Mr. WHITFIELD. Mr. Speaker, I rise today to bring to the attention of the Congress and the American people disturbing new details of national policy decisions made in the aftermath of the bombing of the U.S. embassies in East Africa last month. This emerging information focuses on the Clinton administration's decision to retaliate against terrorists it suspected of carrying out the embassy attacks and in particular the decision to attack a pharmaceutical factory in the Sudan suspected of producing chemical weapons for the use of the terrorists led by Mr. bin Laden.
This new insight is contained in an article in the September 21, 1998 issue of the New York Times by reporters Tim Weiner and James Risen. It raises serious questions regarding the accuracy of intelligence information on which the decision was made and the credibility of statements made by senior officials in the Clinton administration as they sought to justify their decisions after the bombing in which it is estimated 20 to 50 people were killed.
The article reconstructs how a group of 6 senior administration officials and the President picked the bombing targets. It is based on interviews with participants and others at high levels of the national security apparatus and recounts how an act of war was approved on the basis of fragmented and disputed intelligence.
I quote from the article: Within days of the attack, some of the administration's explanations for destroying the factory in the Sudan proved inaccurate. Many people inside and outside the American government began to ask whether the questionable intelligence had prompted the United States to blow up this factory under false information.

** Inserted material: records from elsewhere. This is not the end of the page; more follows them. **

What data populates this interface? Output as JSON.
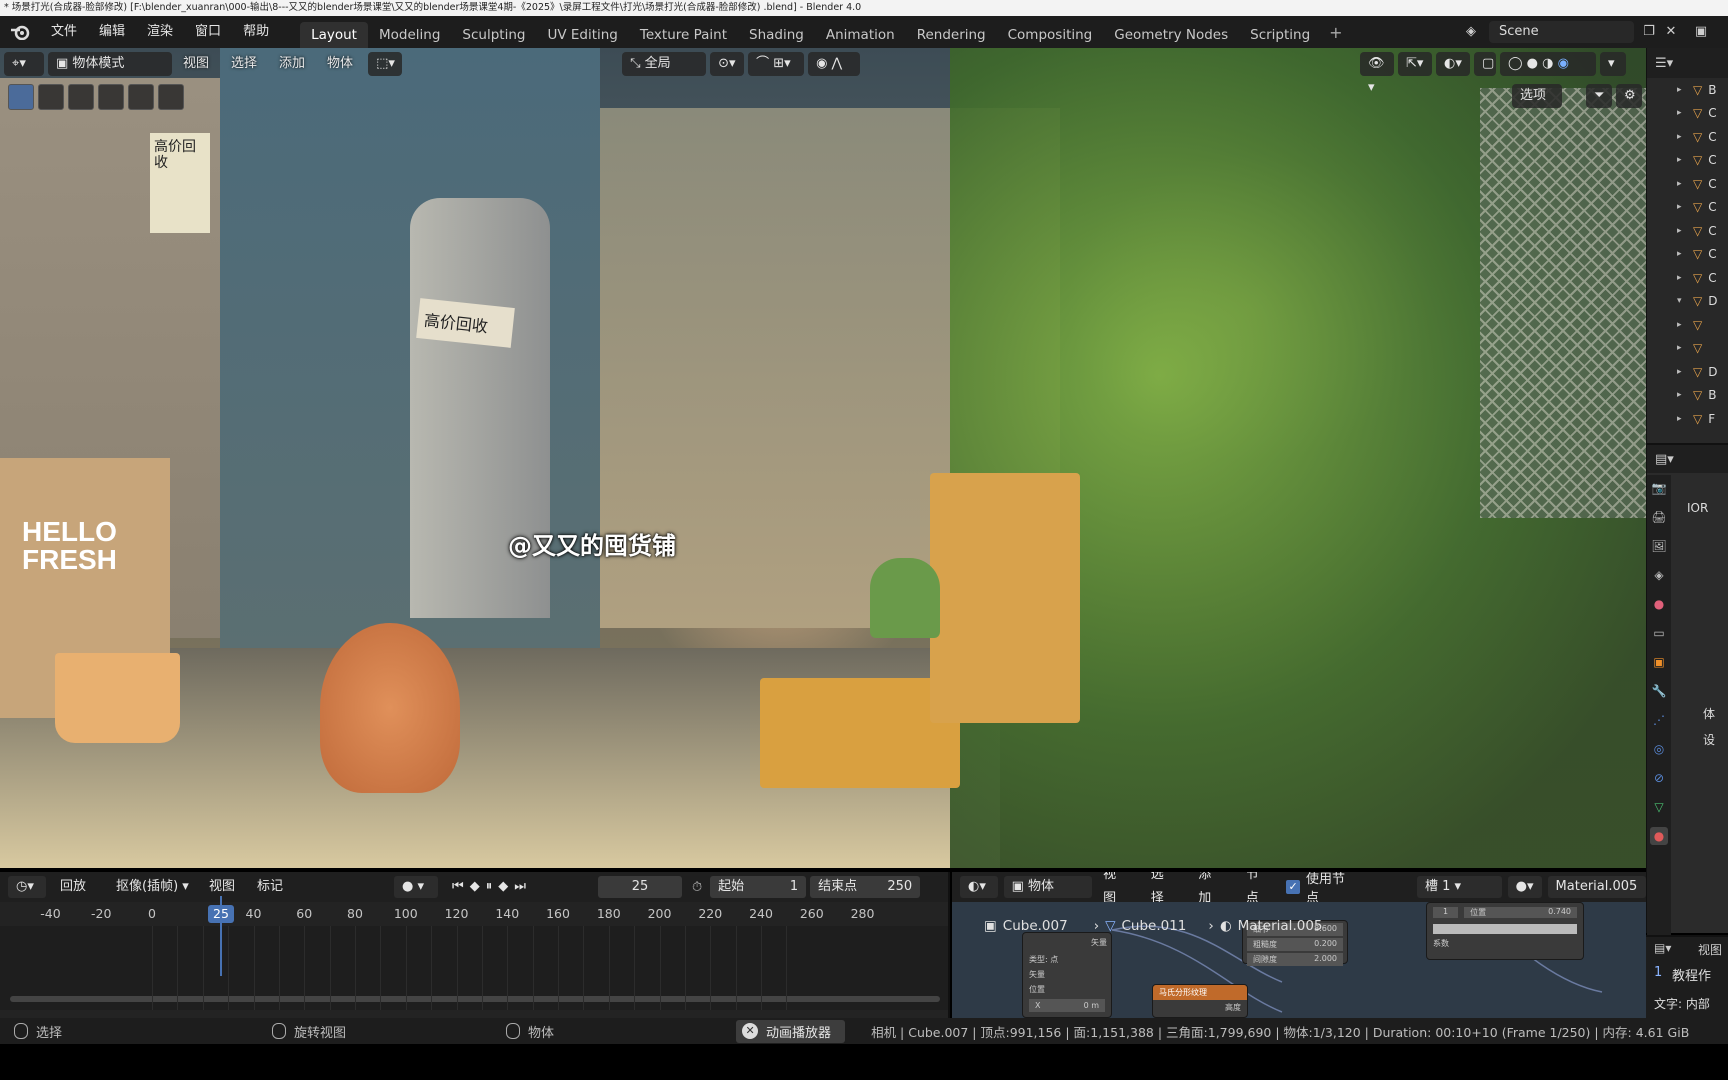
{
  "os_title": "* 场景打光(合成器-脸部修改)  [F:\\blender_xuanran\\000-输出\\8---又又的blender场景课堂\\又又的blender场景课堂4期-《2025》\\录屏工程文件\\打光\\场景打光(合成器-脸部修改) .blend] - Blender 4.0",
  "menu": [
    "文件",
    "编辑",
    "渲染",
    "窗口",
    "帮助"
  ],
  "workspaces": [
    "Layout",
    "Modeling",
    "Sculpting",
    "UV Editing",
    "Texture Paint",
    "Shading",
    "Animation",
    "Rendering",
    "Compositing",
    "Geometry Nodes",
    "Scripting"
  ],
  "active_workspace": "Layout",
  "scene_name": "Scene",
  "viewport": {
    "mode": "物体模式",
    "menus": [
      "视图",
      "选择",
      "添加",
      "物体"
    ],
    "orientation": "全局",
    "options_label": "选项",
    "watermark": "@又又的囤货铺",
    "sign_text_1": "高价回收",
    "sign_text_2": "高价回收",
    "box_text": "HELLO FRESH"
  },
  "outliner": {
    "letters": [
      "B",
      "C",
      "C",
      "C",
      "C",
      "C",
      "C",
      "C",
      "C",
      "D",
      "",
      "",
      "D",
      "B",
      "F"
    ]
  },
  "properties": {
    "ior_label": "IOR",
    "side_labels": [
      "体",
      "设"
    ],
    "view_label": "视图",
    "bottom_label_1": "教程作",
    "bottom_label_2": "文字: 内部",
    "line_number": "1"
  },
  "timeline": {
    "playback": "回放",
    "keying": "抠像(插帧)",
    "view": "视图",
    "marker": "标记",
    "current_frame": "25",
    "start_label": "起始",
    "start": "1",
    "end_label": "结束点",
    "end": "250",
    "ruler": [
      "-40",
      "-20",
      "0",
      "20",
      "40",
      "60",
      "80",
      "100",
      "120",
      "140",
      "160",
      "180",
      "200",
      "220",
      "240",
      "260",
      "280"
    ]
  },
  "node_editor": {
    "type": "物体",
    "menus": [
      "视图",
      "选择",
      "添加",
      "节点"
    ],
    "use_nodes_label": "使用节点",
    "slot": "槽 1",
    "material": "Material.005",
    "breadcrumb": [
      "Cube.007",
      "Cube.011",
      "Material.005"
    ],
    "node1_rows": [
      "矢量",
      "类型:",
      "点",
      "矢量",
      "位置",
      "X",
      "0 m"
    ],
    "node2_rows": [
      "细节",
      "8.600",
      "粗糙度",
      "0.200",
      "间隙度",
      "2.000"
    ],
    "node3_title": "马氏分形纹理",
    "node3_out": "高度",
    "node4_rows": [
      "1",
      "位置",
      "0.740",
      "系数"
    ]
  },
  "status": {
    "select": "选择",
    "rotate": "旋转视图",
    "object": "物体",
    "anim_player": "动画播放器",
    "stats": "相机 | Cube.007 | 顶点:991,156 | 面:1,151,388 | 三角面:1,799,690 | 物体:1/3,120 | Duration: 00:10+10 (Frame 1/250) | 内存: 4.61 GiB"
  },
  "colors": {
    "accent": "#4772b3",
    "topbar": "#1d1d1d",
    "panel": "#2b2b2b",
    "outliner_icon": "#e3a14b"
  }
}
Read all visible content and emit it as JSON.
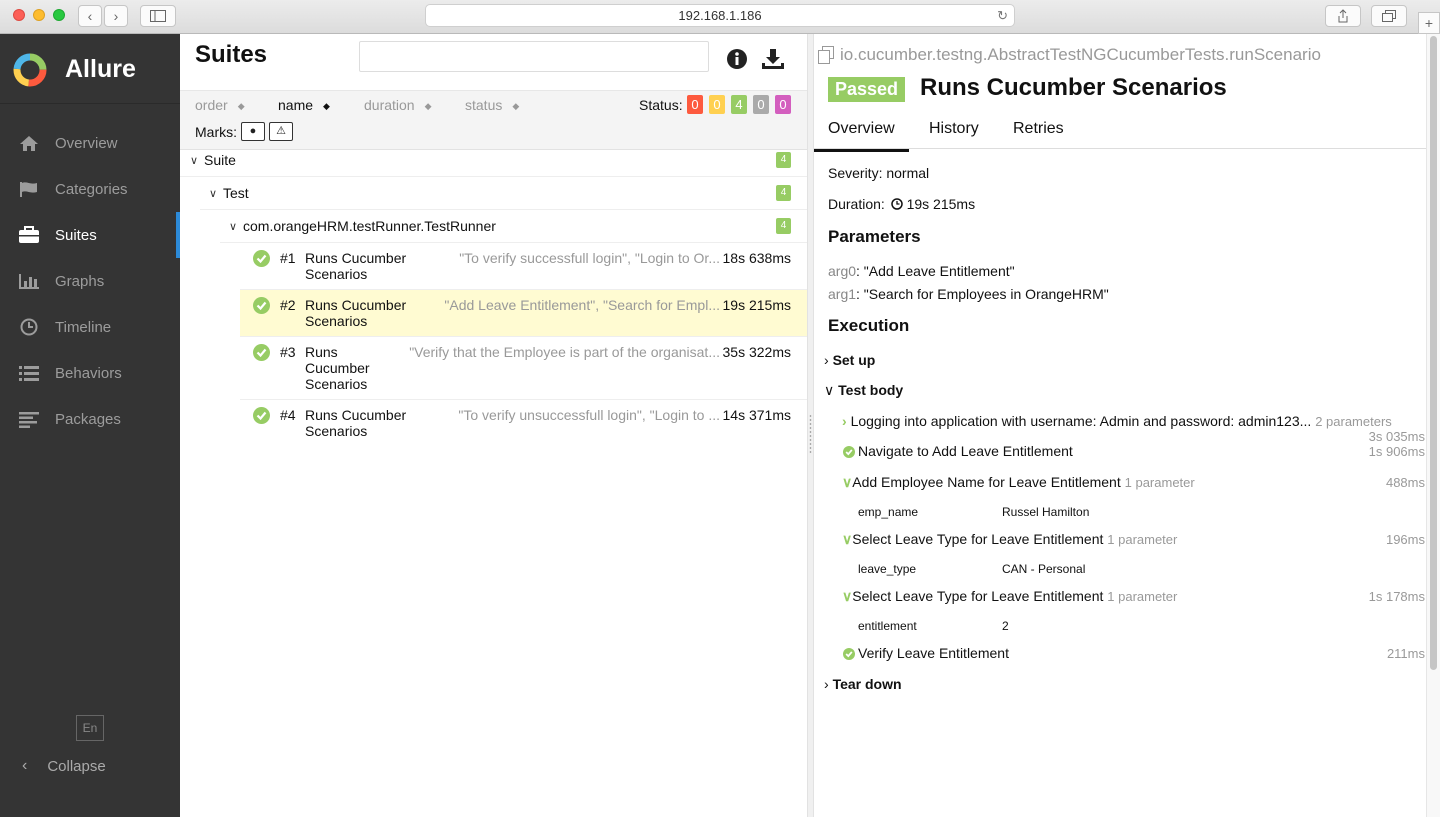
{
  "browser": {
    "address": "192.168.1.186"
  },
  "sidebar": {
    "brand": "Allure",
    "items": [
      {
        "label": "Overview",
        "icon": "home-icon"
      },
      {
        "label": "Categories",
        "icon": "flag-icon"
      },
      {
        "label": "Suites",
        "icon": "briefcase-icon",
        "active": true
      },
      {
        "label": "Graphs",
        "icon": "bar-chart-icon"
      },
      {
        "label": "Timeline",
        "icon": "clock-icon"
      },
      {
        "label": "Behaviors",
        "icon": "list-icon"
      },
      {
        "label": "Packages",
        "icon": "align-left-icon"
      }
    ],
    "language": "En",
    "collapse": "Collapse"
  },
  "suites": {
    "title": "Suites",
    "search_placeholder": "",
    "sort": {
      "order": "order",
      "name": "name",
      "duration": "duration",
      "status": "status"
    },
    "status_label": "Status:",
    "status_counts": [
      {
        "value": "0",
        "color": "#fd5a3e"
      },
      {
        "value": "0",
        "color": "#ffd050"
      },
      {
        "value": "4",
        "color": "#97cc64"
      },
      {
        "value": "0",
        "color": "#aaaaaa"
      },
      {
        "value": "0",
        "color": "#d35ebe"
      }
    ],
    "marks_label": "Marks:",
    "groups": [
      {
        "name": "Suite",
        "count": "4"
      },
      {
        "name": "Test",
        "count": "4"
      },
      {
        "name": "com.orangeHRM.testRunner.TestRunner",
        "count": "4"
      }
    ],
    "rows": [
      {
        "num": "#1",
        "name": "Runs Cucumber Scenarios",
        "params": "\"To verify successfull login\", \"Login to Or...",
        "duration": "18s 638ms"
      },
      {
        "num": "#2",
        "name": "Runs Cucumber Scenarios",
        "params": "\"Add Leave Entitlement\", \"Search for Empl...",
        "duration": "19s 215ms"
      },
      {
        "num": "#3",
        "name": "Runs Cucumber Scenarios",
        "params": "\"Verify that the Employee is part of the organisat...",
        "duration": "35s 322ms"
      },
      {
        "num": "#4",
        "name": "Runs Cucumber Scenarios",
        "params": "\"To verify unsuccessfull login\", \"Login to ...",
        "duration": "14s 371ms"
      }
    ]
  },
  "detail": {
    "fullname": "io.cucumber.testng.AbstractTestNGCucumberTests.runScenario",
    "status": "Passed",
    "title": "Runs Cucumber Scenarios",
    "tabs": [
      "Overview",
      "History",
      "Retries"
    ],
    "severity": "Severity: normal",
    "duration_label": "Duration:",
    "duration": "19s 215ms",
    "parameters_heading": "Parameters",
    "parameters": [
      {
        "key": "arg0",
        "value": ": \"Add Leave Entitlement\""
      },
      {
        "key": "arg1",
        "value": ": \"Search for Employees in OrangeHRM\""
      }
    ],
    "execution_heading": "Execution",
    "setup": "Set up",
    "test_body": "Test body",
    "teardown": "Tear down",
    "steps": [
      {
        "name": "Logging into application with username: Admin and password: admin123...",
        "note": "2 parameters",
        "duration": "3s 035ms"
      },
      {
        "name": "Navigate to Add Leave Entitlement",
        "note": "",
        "duration": "1s 906ms"
      },
      {
        "name": "Add Employee Name for Leave Entitlement",
        "note": "1 parameter",
        "duration": "488ms",
        "param_key": "emp_name",
        "param_value": "Russel Hamilton"
      },
      {
        "name": "Select Leave Type for Leave Entitlement",
        "note": "1 parameter",
        "duration": "196ms",
        "param_key": "leave_type",
        "param_value": "CAN - Personal"
      },
      {
        "name": "Select Leave Type for Leave Entitlement",
        "note": "1 parameter",
        "duration": "1s 178ms",
        "param_key": "entitlement",
        "param_value": "2"
      },
      {
        "name": "Verify Leave Entitlement",
        "note": "",
        "duration": "211ms"
      }
    ]
  }
}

I note that today former President Jimmy Carter asked for a congressional investigation about this matter.
Quoting further, Senior officials now say their case for attacking the factory relied on inference, as well as evidence that it produced chemical weapons for Mr. bin Laden's use. However, in analyzing more closely the efforts of those officials to justify their actions, it should be noted that since United States spies were withdrawn from the Sudan more than 2 years ago reliable information about the plant was scarce. In fact, in January 1996, weeks after American diplomats and spies were pulled out of the Sudan, the CIA withdrew as fabrications over 100 reports furnished to it by an outside source regarding terrorist threats against U.S. personnel in the Sudan.
A month after the attack, the same senior national security advisors, who had described the pharmaceutical plant as a secret chemical weapons factory, financed by bin Laden, are now conceding that they had no evidence to substantiate that claim or the President's decision to order the strike. It is now clear that the decision to bomb the factory was made amidst a three-year history of confusion in the intelligence community and conflicting foreign policy views within the administration regarding the Sudan.

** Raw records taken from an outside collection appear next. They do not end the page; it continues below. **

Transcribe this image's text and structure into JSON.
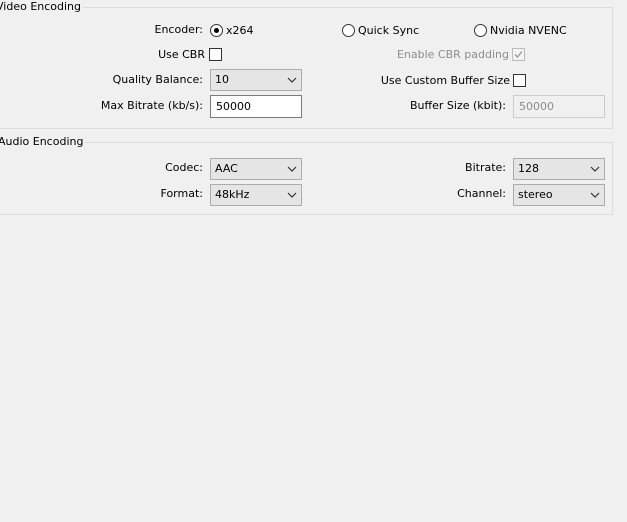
{
  "video": {
    "title": "Video Encoding",
    "encoder_label": "Encoder:",
    "encoder_options": [
      "x264",
      "Quick Sync",
      "Nvidia NVENC"
    ],
    "use_cbr_label": "Use CBR",
    "enable_cbr_padding_label": "Enable CBR padding",
    "quality_balance_label": "Quality Balance:",
    "quality_balance_value": "10",
    "use_custom_buffer_label": "Use Custom Buffer Size",
    "max_bitrate_label": "Max Bitrate (kb/s):",
    "max_bitrate_value": "50000",
    "buffer_size_label": "Buffer Size (kbit):",
    "buffer_size_value": "50000"
  },
  "audio": {
    "title": "Audio Encoding",
    "codec_label": "Codec:",
    "codec_value": "AAC",
    "bitrate_label": "Bitrate:",
    "bitrate_value": "128",
    "format_label": "Format:",
    "format_value": "48kHz",
    "channel_label": "Channel:",
    "channel_value": "stereo"
  }
}
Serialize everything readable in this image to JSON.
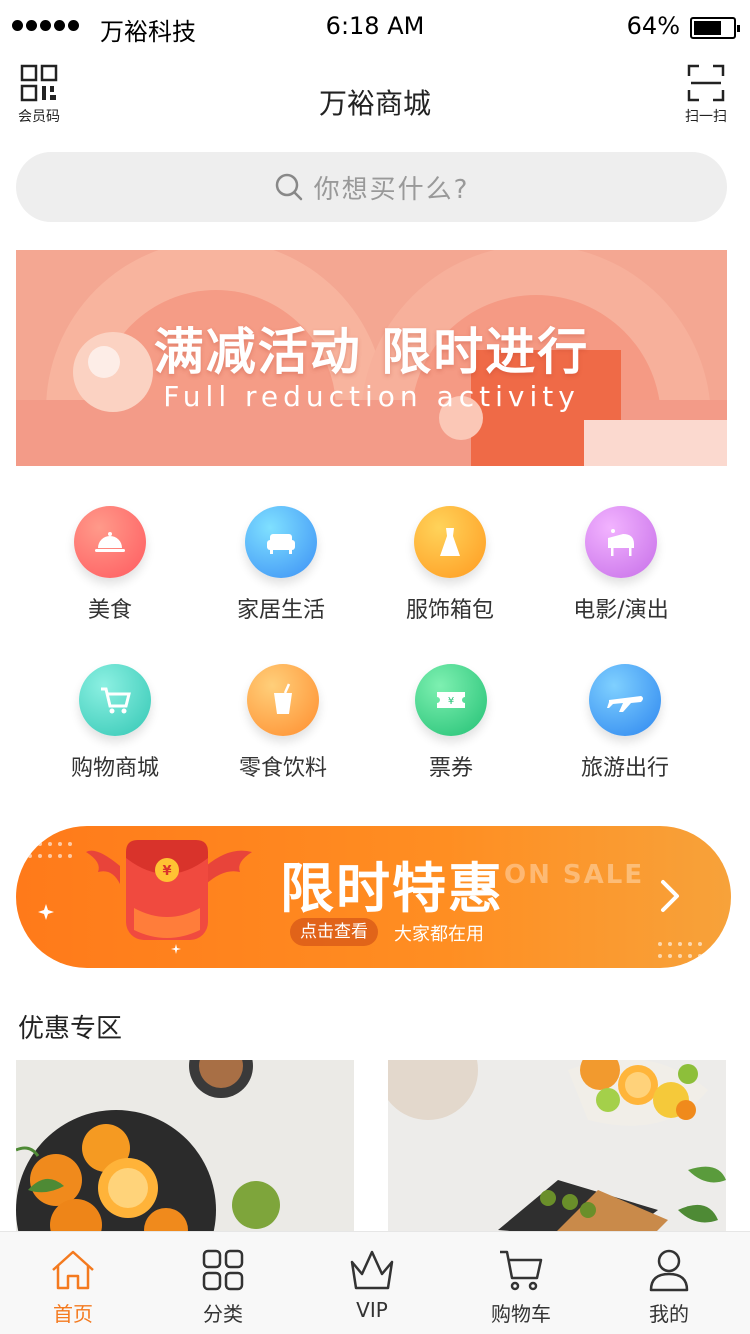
{
  "status_bar": {
    "carrier": "万裕科技",
    "time": "6:18 AM",
    "battery": "64%"
  },
  "nav": {
    "title": "万裕商城",
    "left_label": "会员码",
    "right_label": "扫一扫"
  },
  "search": {
    "placeholder": "你想买什么?"
  },
  "banner": {
    "title": "满减活动 限时进行",
    "subtitle": "Full reduction activity"
  },
  "categories": [
    {
      "label": "美食",
      "icon": "food-cloche-icon",
      "color": "#ff6b6b"
    },
    {
      "label": "家居生活",
      "icon": "sofa-icon",
      "color": "#4fb8ff"
    },
    {
      "label": "服饰箱包",
      "icon": "dress-icon",
      "color": "#ffb235"
    },
    {
      "label": "电影/演出",
      "icon": "piano-icon",
      "color": "#d88af0"
    },
    {
      "label": "购物商城",
      "icon": "cart-icon",
      "color": "#4fd6c4"
    },
    {
      "label": "零食饮料",
      "icon": "drink-cup-icon",
      "color": "#ffaa44"
    },
    {
      "label": "票券",
      "icon": "ticket-icon",
      "color": "#3fd68c"
    },
    {
      "label": "旅游出行",
      "icon": "airplane-icon",
      "color": "#3a9bf5"
    }
  ],
  "promo": {
    "title": "限时特惠",
    "ghost_text": "ON SALE",
    "pill": "点击查看",
    "note": "大家都在用",
    "accent": "#ff7a1a"
  },
  "section": {
    "title": "优惠专区"
  },
  "tabbar": {
    "active_color": "#f47a1f",
    "tabs": [
      {
        "label": "首页",
        "icon": "home-icon"
      },
      {
        "label": "分类",
        "icon": "grid-icon"
      },
      {
        "label": "VIP",
        "icon": "crown-icon"
      },
      {
        "label": "购物车",
        "icon": "cart-icon"
      },
      {
        "label": "我的",
        "icon": "user-icon"
      }
    ]
  }
}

It is with sadness that we must acknowledge the inevitable probability that these revelations will feed public suspicion that the heightened domestic turmoil enveloping the White House may cause other acts of misjudgment. This is regrettable but it is a graphic illustration of the debilitating consequences of the commander in chief's unfortunate personal behavior.
Of more concern are the important national security questions that are raised by the decision-making process that let the President target a factory in the Sudan that may not have been manufacturing chemical weapons. More hard information, however, needs to be developed and I urge the appropriate committees in the Congress to investigate this matter in more detail.
SPEAKER pro tempore. Under a previous order of the House, the gentleman from California (Mr. Riggs) is recognized for 5 minutes.
(Mr. RIGGS addressed the House. His remarks will appear hereafter in the Extension of Remarks.)